Australia’s education minister has used new figures on dropout rates to bolster his case for performance-related funding to be introduced, part of a package of reforms stalled by opposition in the Senate.
The “rise in university first-year dropout rates has steadied but 15 per cent of new students starting in 2015 still failed to move successfully into second year”, The Australian reported of Department of Education statistics, which showed “that some universities continue to have a major attrition problem”.
“La Trobe University jumped from 11.4 per cent to 13.5 per cent, Griffith University rose from 15.8 per cent to 17.0 per cent, the University of Southern Queensland went from 22.1 per cent to 24 per cent and the University of the Sunshine Coast moved from 20.1 per cent to 22.9 per cent,” the newspaper said.
Simon Birmingham, the education minister, said: “A small group of universities has shown a disproportionate increase in attrition over the past few years at the same time as they’ve boosted their enrolments.
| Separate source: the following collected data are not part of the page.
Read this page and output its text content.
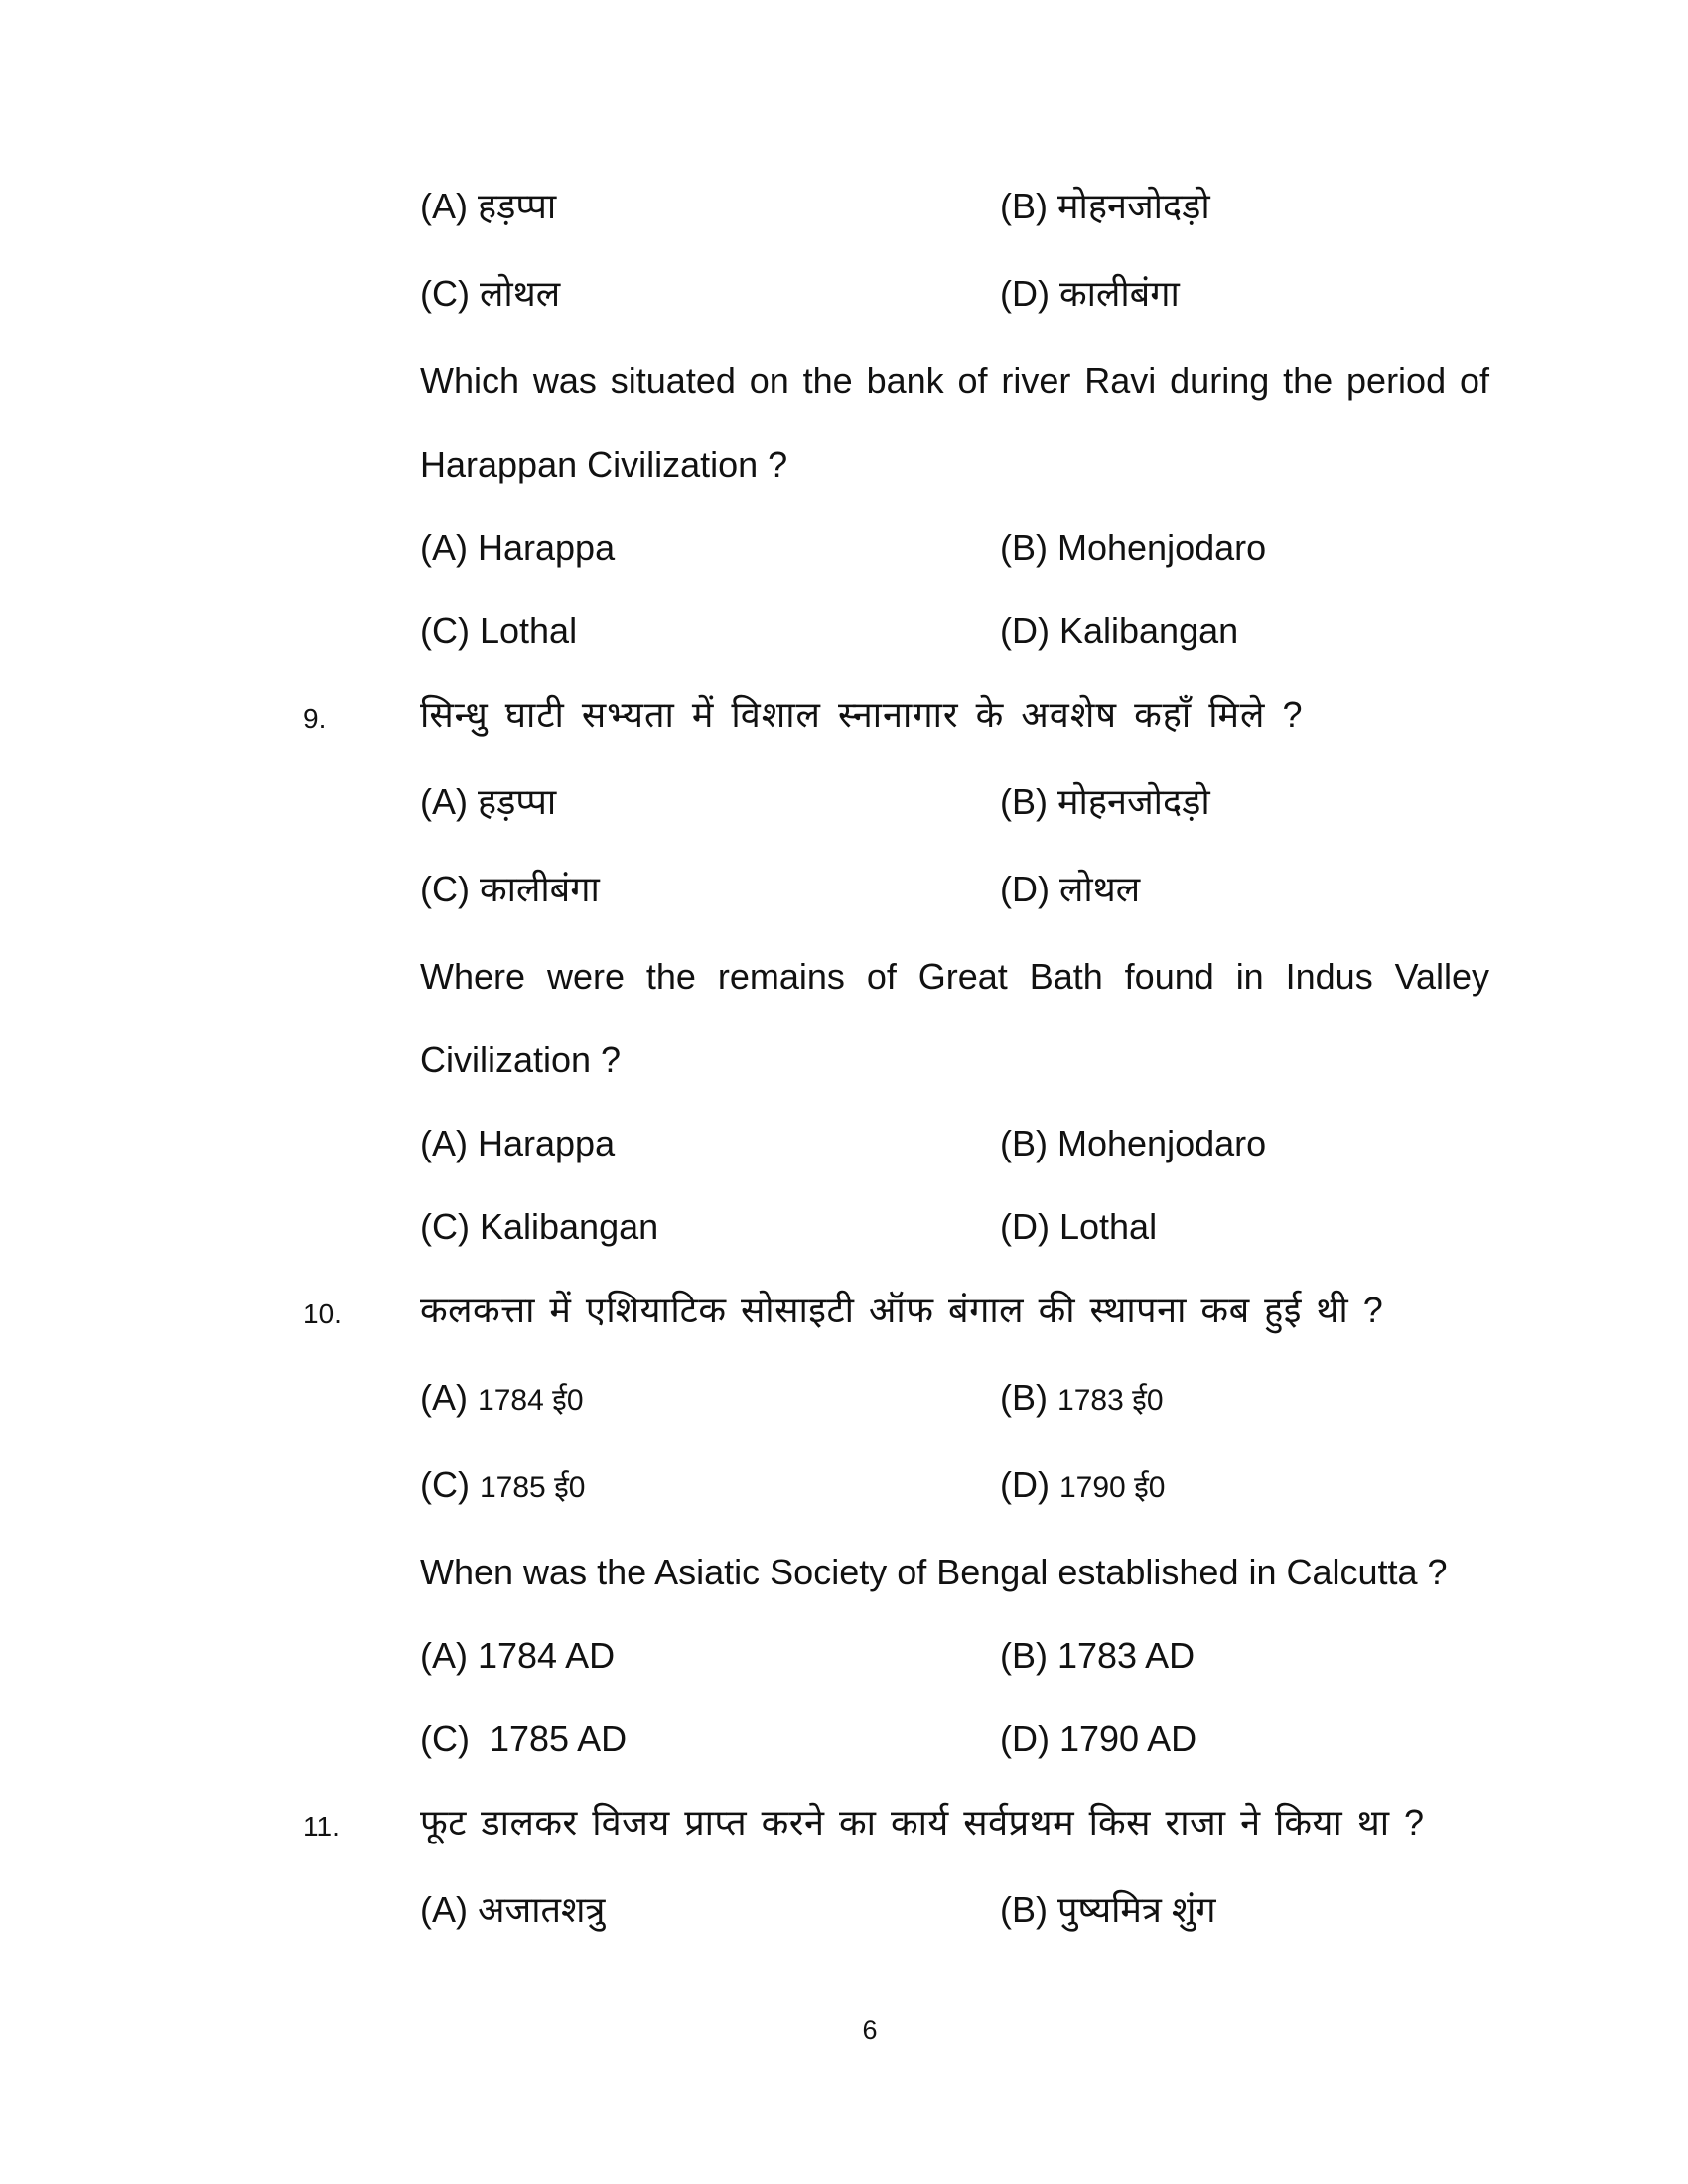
(A) हड़प्पा	(B) मोहनजोदड़ो
(C) लोथल	(D) कालीबंगा
Which was situated on the bank of river Ravi during the period of
Harappan Civilization ?
(A) Harappa	(B) Mohenjodaro
(C) Lothal	(D) Kalibangan
9.	सिन्धु घाटी सभ्यता में विशाल स्नानागार के अवशेष कहाँ मिले ?
(A) हड़प्पा	(B) मोहनजोदड़ो
(C) कालीबंगा	(D) लोथल
Where were the remains of Great Bath found in Indus Valley
Civilization ?
(A) Harappa	(B) Mohenjodaro
(C) Kalibangan	(D) Lothal
10. कलकत्ता में एशियाटिक सोसाइटी ऑफ बंगाल की स्थापना कब हुई थी ?
(A) 1784 ई0	(B) 1783 ई0
(C) 1785 ई0	(D) 1790 ई0
When was the Asiatic Society of Bengal established in Calcutta ?
(A) 1784 AD	(B) 1783 AD
(C)  1785 AD	(D) 1790 AD
11. फूट डालकर विजय प्राप्त करने का कार्य सर्वप्रथम किस राजा ने किया था ?
(A) अजातशत्रु	(B) पुष्यमित्र शुंग
6
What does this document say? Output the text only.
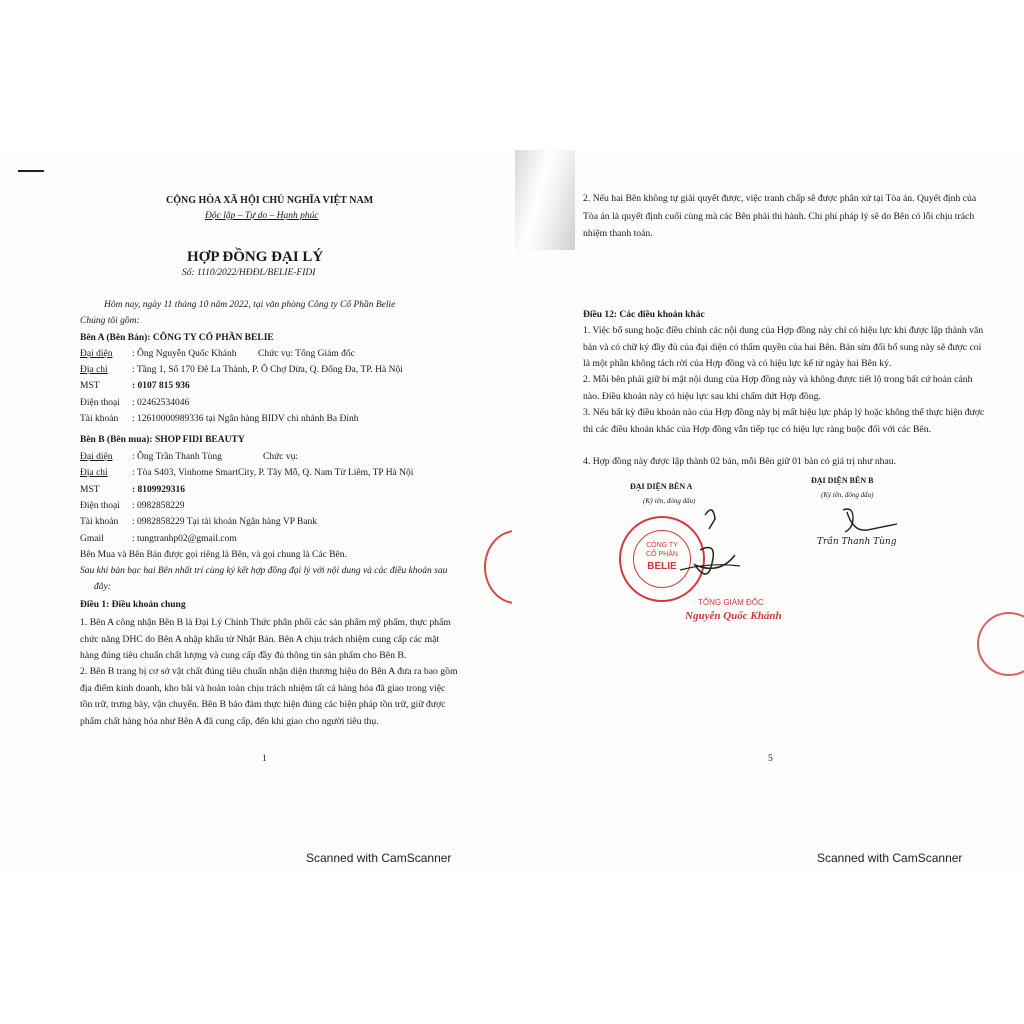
CỘNG HÒA XÃ HỘI CHỦ NGHĨA VIỆT NAM
Độc lập – Tự do – Hạnh phúc
HỢP ĐỒNG ĐẠI LÝ
Số: 1110/2022/HĐĐL/BELIE-FIDI
Hôm nay, ngày 11 tháng 10 năm 2022, tại văn phòng Công ty Cổ Phần Belie
Chúng tôi gồm:
Bên A (Bên Bán): CÔNG TY CỔ PHẦN BELIE
Đại diện : Ông Nguyễn Quốc Khánh Chức vụ: Tổng Giám đốc
Địa chỉ	: Tầng 1, Số 170 Đê La Thành, P. Ô Chợ Dừa, Q. Đống Đa, TP. Hà Nội
MST	: 0107 815 936
Điện thoại : 02462534046
Tài khoản : 12610000989336 tại Ngân hàng BIDV chi nhánh Ba Đình
Bên B (Bên mua): SHOP FIDI BEAUTY
Đại diện : Ông Trần Thanh Tùng	Chức vụ:
Địa chỉ	: Tòa S403, Vinhome SmartCity, P. Tây Mỗ, Q. Nam Từ Liêm, TP Hà Nội
MST	: 8109929316
Điện thoại : 0982858229
Tài khoản : 0982858229 Tại tài khoản Ngân hàng VP Bank
Gmail	: tungtranhp02@gmail.com
Bên Mua và Bên Bán được gọi riêng là Bên, và gọi chung là Các Bên.
Sau khi bàn bạc hai Bên nhất trí cùng ký kết hợp đồng đại lý với nội dung và các điều khoản sau
đây:
Điều 1: Điều khoản chung
1. Bên A công nhận Bên B là Đại Lý Chính Thức phân phối các sản phẩm mỹ phẩm, thực phẩm chức năng DHC do Bên A nhập khẩu từ Nhật Bản. Bên A chịu trách nhiệm cung cấp các mặt hàng đúng tiêu chuẩn chất lượng và cung cấp đầy đủ thông tin sản phẩm cho Bên B.
2. Bên B trang bị cơ sở vật chất đúng tiêu chuẩn nhận diện thương hiệu do Bên A đưa ra bao gồm địa điểm kinh doanh, kho bãi và hoàn toàn chịu trách nhiệm tất cả hàng hóa đã giao trong việc tồn trữ, trưng bày, vận chuyển. Bên B bảo đảm thực hiện đúng các biện pháp tồn trữ, giữ được phẩm chất hàng hóa như Bên A đã cung cấp, đến khi giao cho người tiêu thụ.
1
Scanned with CamScanner
2. Nếu hai Bên không tự giải quyết được, việc tranh chấp sẽ được phân xử tại Tòa án. Quyết định của Tòa án là quyết định cuối cùng mà các Bên phải thi hành. Chi phí pháp lý sẽ do Bên có lỗi chịu trách nhiệm thanh toán.
Điều 12: Các điều khoản khác
1. Việc bổ sung hoặc điều chỉnh các nội dung của Hợp đồng này chỉ có hiệu lực khi được lập thành văn bản và có chữ ký đầy đủ của đại diện có thẩm quyền của hai Bên. Bản sửa đổi bổ sung này sẽ được coi là một phần không tách rời của Hợp đồng và có hiệu lực kể từ ngày hai Bên ký.
2. Mỗi bên phải giữ bí mật nội dung của Hợp đồng này và không được tiết lộ trong bất cứ hoàn cảnh nào. Điều khoản này có hiệu lực sau khi chấm dứt Hợp đồng.
3. Nếu bất kỳ điều khoản nào của Hợp đồng này bị mất hiệu lực pháp lý hoặc không thể thực hiện được thì các điều khoản khác của Hợp đồng vẫn tiếp tục có hiệu lực ràng buộc đối với các Bên.
4. Hợp đồng này được lập thành 02 bản, mỗi Bên giữ 01 bản có giá trị như nhau.
ĐẠI DIỆN BÊN A
(Ký tên, đóng dấu)
ĐẠI DIỆN BÊN B
(Ký tên, đóng dấu)
CÔNG TY
CỔ PHẦN
BELIE
TỔNG GIÁM ĐỐC
Nguyễn Quốc Khánh
Trần Thanh Tùng
5
Scanned with CamScanner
Those universities have questions to answer.”
The data reinforce “the need for the performance funding reforms the Turnbull government has proposed”, he added. “Performance funding would put student outcomes at the centre of learning.”
But Catriona Jackson, deputy chief executive of Universities Australia, said: “Australia’s universities have actually achieved something extraordinary – while vastly expanding access, attrition rates remain broadly where they were when a university education was limited to the privileged few.”